Ártemis, outro dos poemas com simbologia numérica e do tarô em As Quimeras, [41] também é sombrio, na mesma tonalidade de El Desdichado. Desde a frase incial: A Décima-Terceira volta… E ainda é a primeira, é sobre um fim que é um recomeço, pois o treze, no tarô, é o arcano da morte, a carta do ceifador, assim como a Ártemis do título, Diana, uma deusa tutelar da morte. Por isso, proclama-a Rainha e A única que amei e que ainda me ama constante:/ É a Morte – ou a Morta. Jenny Colon, no sincretismo nervaliano, é Ártemis e a mártir napolitana Santa Gudula: uma deusa da morte e uma santa que foi morta. O amor, reunião ao arquétipo feminino, só se realiza pela morte: por isso, Ártemis é mais um dos textos de Nerval que anunciam o suicídio, porém confiando em um retorno, na síntese de Eros e Tânatos.

Se O Cristo no Horto das Oliveiras pode ser considerado sombrio, noturno, Versos Dourados é solar. Expressa a crença na religião da natureza, na sacralidade cósmica: é a visão panteísta de um mundo vivo. Desde a epígrafe atribuída a Pitágoras – Céus! tudo é sensível –sustenta que o ser humano é parte de um todo:

Homem! livre pensador! serás o único que pensa
Neste mundo onde a vida cintila em cada ente?
De tuas forças tua liberdade dispõe naturalmente,
Mas teus conselhos todos o universo dispensa.

Honra na fera o espírito que fermenta…
Cada flor é uma alma em Natura nascente;
Um mistério de amor no metal reside dormente;
“Tudo é sensível!” E poderoso em teu ser se apresenta.

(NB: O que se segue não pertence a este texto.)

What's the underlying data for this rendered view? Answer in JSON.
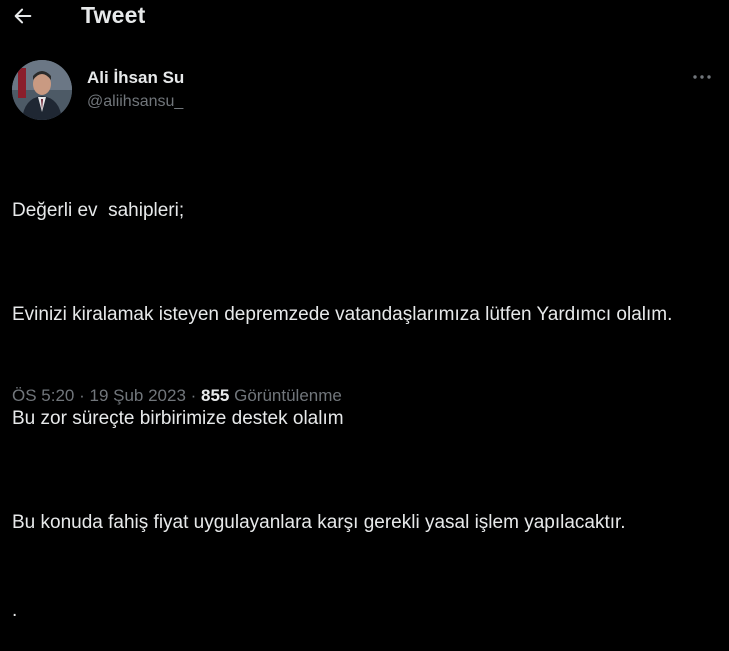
{
  "header": {
    "back_icon": "arrow-left-icon",
    "title": "Tweet"
  },
  "author": {
    "name": "Ali İhsan Su",
    "handle": "@aliihsansu_",
    "more_icon": "more-horizontal-icon"
  },
  "tweet": {
    "paragraphs": [
      "Değerli ev  sahipleri;",
      "Evinizi kiralamak isteyen depremzede vatandaşlarımıza lütfen Yardımcı olalım.",
      "Bu zor süreçte birbirimize destek olalım",
      "Bu konuda fahiş fiyat uygulayanlara karşı gerekli yasal işlem yapılacaktır."
    ],
    "trailing_dot": "."
  },
  "meta": {
    "time": "ÖS 5:20",
    "separator": " · ",
    "date": "19 Şub 2023",
    "views_count": "855",
    "views_label": "Görüntülenme"
  },
  "colors": {
    "background": "#000000",
    "text_primary": "#e7e9ea",
    "text_secondary": "#71767b"
  }
}
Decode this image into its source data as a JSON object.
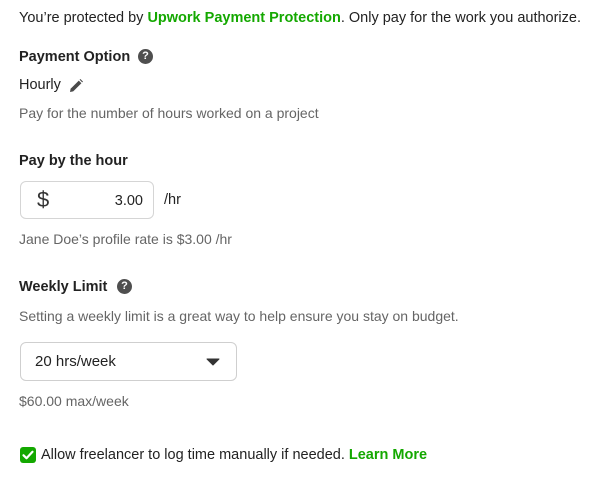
{
  "protection": {
    "prefix": "You’re protected by ",
    "link": "Upwork Payment Protection",
    "suffix": ". Only pay for the work you authorize."
  },
  "payment_option": {
    "heading": "Payment Option",
    "help_icon": "question-circle-icon",
    "value": "Hourly",
    "edit_icon": "pencil-icon",
    "description": "Pay for the number of hours worked on a project"
  },
  "pay_by_hour": {
    "heading": "Pay by the hour",
    "currency_symbol": "$",
    "rate_value": "3.00",
    "unit": "/hr",
    "profile_rate_note": "Jane Doe’s profile rate is $3.00 /hr"
  },
  "weekly_limit": {
    "heading": "Weekly Limit",
    "help_icon": "question-circle-icon",
    "description": "Setting a weekly limit is a great way to help ensure you stay on budget.",
    "selected": "20 hrs/week",
    "caret_icon": "caret-down-icon",
    "max_note": "$60.00 max/week"
  },
  "manual_time": {
    "checked": true,
    "label": "Allow freelancer to log time manually if needed. ",
    "link": "Learn More"
  },
  "colors": {
    "accent": "#14a800",
    "text": "#222222",
    "muted": "#656565"
  }
}
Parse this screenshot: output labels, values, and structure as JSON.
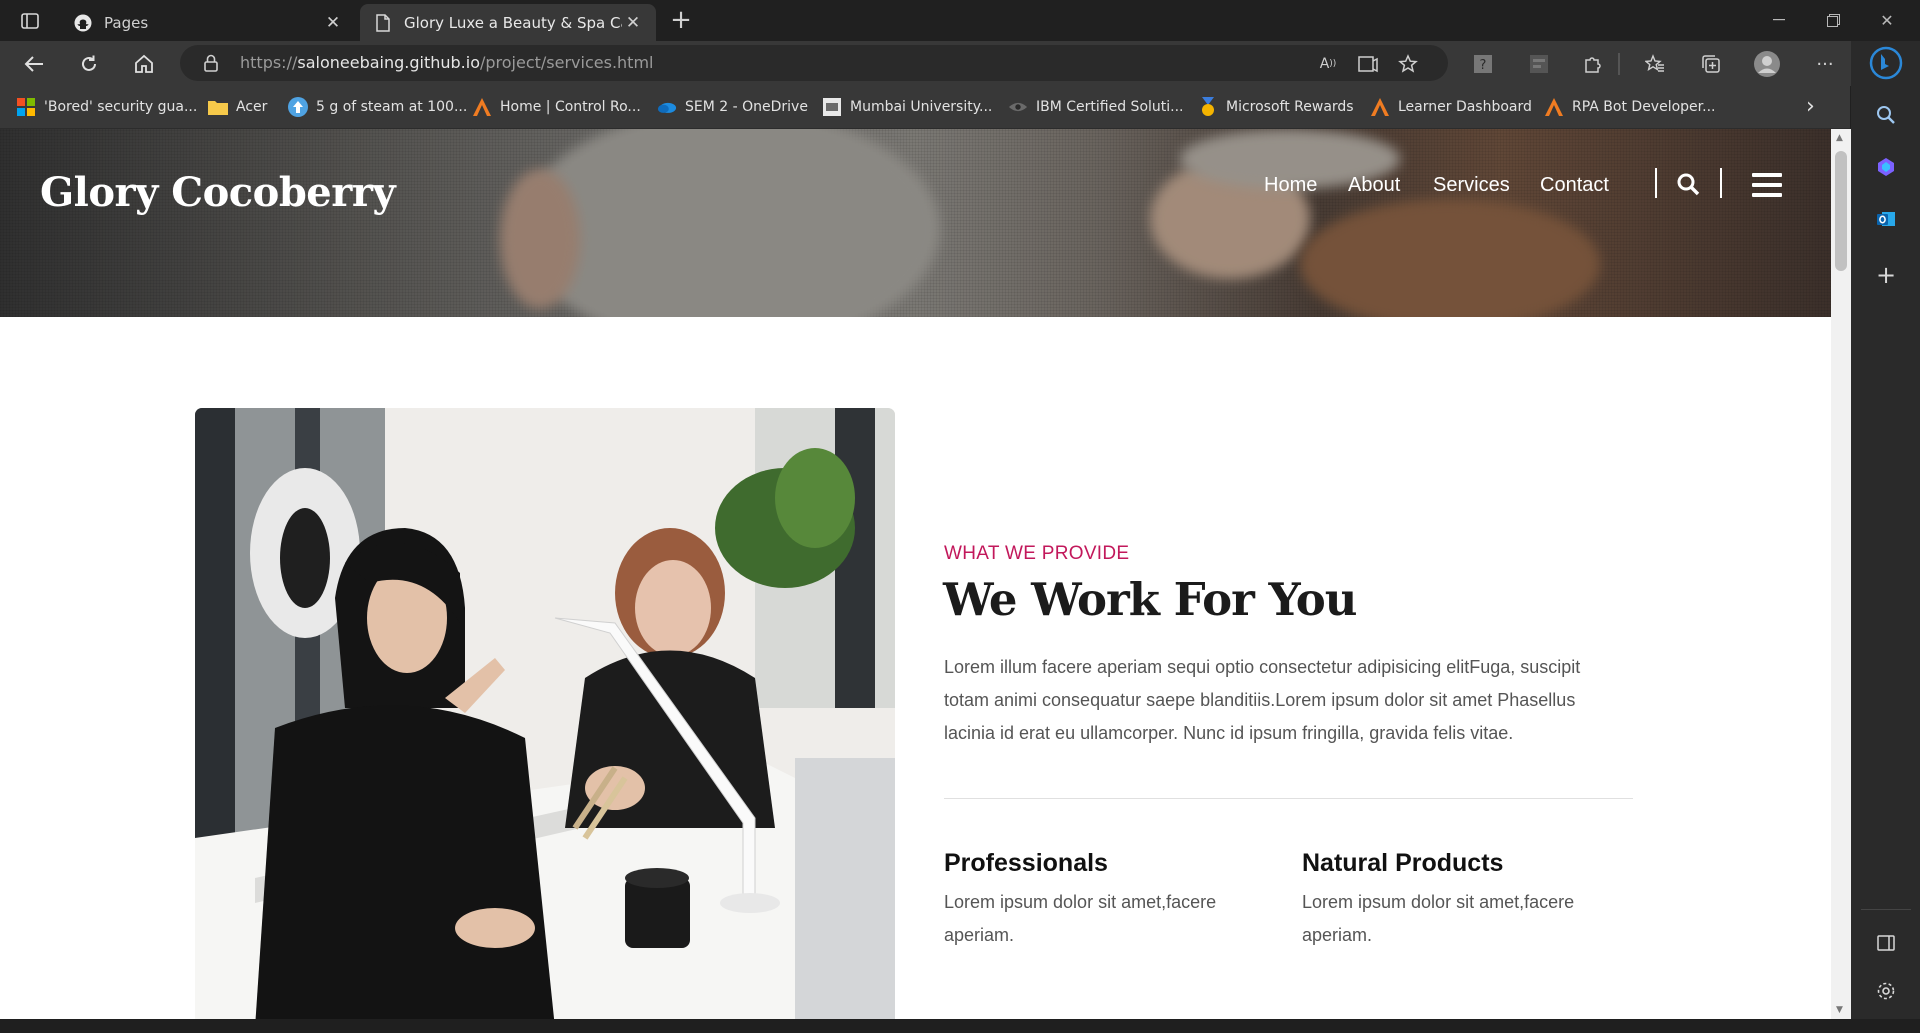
{
  "browser": {
    "tabs": [
      {
        "title": "Pages",
        "icon": "github-icon",
        "active": false
      },
      {
        "title": "Glory Luxe a Beauty & Spa Categ",
        "icon": "page-icon",
        "active": true
      }
    ],
    "url_scheme": "https://",
    "url_host": "saloneebaing.github.io",
    "url_path": "/project/services.html",
    "bookmarks": [
      {
        "label": "'Bored' security gua...",
        "icon": "microsoft-icon"
      },
      {
        "label": "Acer",
        "icon": "folder-icon"
      },
      {
        "label": "5 g of steam at 100...",
        "icon": "upload-icon"
      },
      {
        "label": "Home | Control Ro...",
        "icon": "triangle-logo-icon"
      },
      {
        "label": "SEM 2 - OneDrive",
        "icon": "onedrive-icon"
      },
      {
        "label": "Mumbai University...",
        "icon": "university-icon"
      },
      {
        "label": "IBM Certified Soluti...",
        "icon": "ibm-icon"
      },
      {
        "label": "Microsoft Rewards",
        "icon": "medal-icon"
      },
      {
        "label": "Learner Dashboard",
        "icon": "triangle-logo-icon"
      },
      {
        "label": "RPA Bot Developer...",
        "icon": "triangle-logo-icon"
      }
    ]
  },
  "site": {
    "logo": "Glory Cocoberry",
    "nav": [
      "Home",
      "About",
      "Services",
      "Contact"
    ]
  },
  "content": {
    "eyebrow": "WHAT WE PROVIDE",
    "headline": "We Work For You",
    "para_lines": [
      "Lorem illum facere aperiam sequi optio consectetur adipisicing elitFuga, suscipit",
      "totam animi consequatur saepe blanditiis.Lorem ipsum dolor sit amet Phasellus",
      "lacinia id erat eu ullamcorper. Nunc id ipsum fringilla, gravida felis vitae."
    ],
    "features": [
      {
        "title": "Professionals",
        "lines": [
          "Lorem ipsum dolor sit amet,facere",
          "aperiam."
        ]
      },
      {
        "title": "Natural Products",
        "lines": [
          "Lorem ipsum dolor sit amet,facere",
          "aperiam."
        ]
      }
    ]
  },
  "colors": {
    "accent": "#c2185b",
    "chrome_dark": "#202020",
    "chrome_toolbar": "#383838"
  }
}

Receia, no muro cego, um olhar curioso:
À própria matéria encontra-se um verbo unido…
Não te sirvas dela para qualquer fim impiedoso!

Quase sempre no ser obscuro mora um Deus escondido.
E, como um olho novo coberto por suas pálpebras,
Um espírito puro medra sob a crosta das pedras! [42]

Contador Borges o qualifica como soneto pitagórico que anuncia o tema das “correspondências” em Baudelaire. Propõe, ainda, uma interpretação alquímica de Aurélia: Ambos [Versos Dourados e Aurélia] aludem à busca do conhecimento através da “pedra filosofal” da Alquimia, ambos derivam nos títulos de aurum. [43] Mas toda obra situável no quadro do gnosticismo e do hermetismo também o é naquele da alquimia. Inclusive o que El Desdichado tem de soturno pode ser entendido como correspondendo ao nigredo, à primeira etapa da operação cuja culminância seria representada por Versos Dourados, por isso posto no final do livro.

Leitores de Nerval já comentaram Versos Dourados. Dentre eles, Breton em Do Surrealismo em suas Obras Vivas, para afirmar a mesma crença hermética nas correspondências entre macrocosmo e microcosmo. Octavio Paz também se refere a Versos Dourados em Leitura e Contemplação, ensaio sobre glossolalias e o “falar em línguas”. [44] Entende o tudo é sensível da epígrafe do poema como equivalente a tudo é significativo: o universo todo, o conjunto das coisas, é linguagem, inteligível pelo iluminado capaz de ler as assinaturas divinas, as marcas do macrocosmo em cada particular. É a língua adâmica; aquela da Idade do Ouro, do tempo anterior à queda. O poeta é, portanto, quem traduz a simbologia universal. O entendimento do poeta como tradutor do universo ainda viria a ser claramente apresentada por Baudelaire; isso, lembrando que ambos, Nerval e Baudelaire, foram tradutores.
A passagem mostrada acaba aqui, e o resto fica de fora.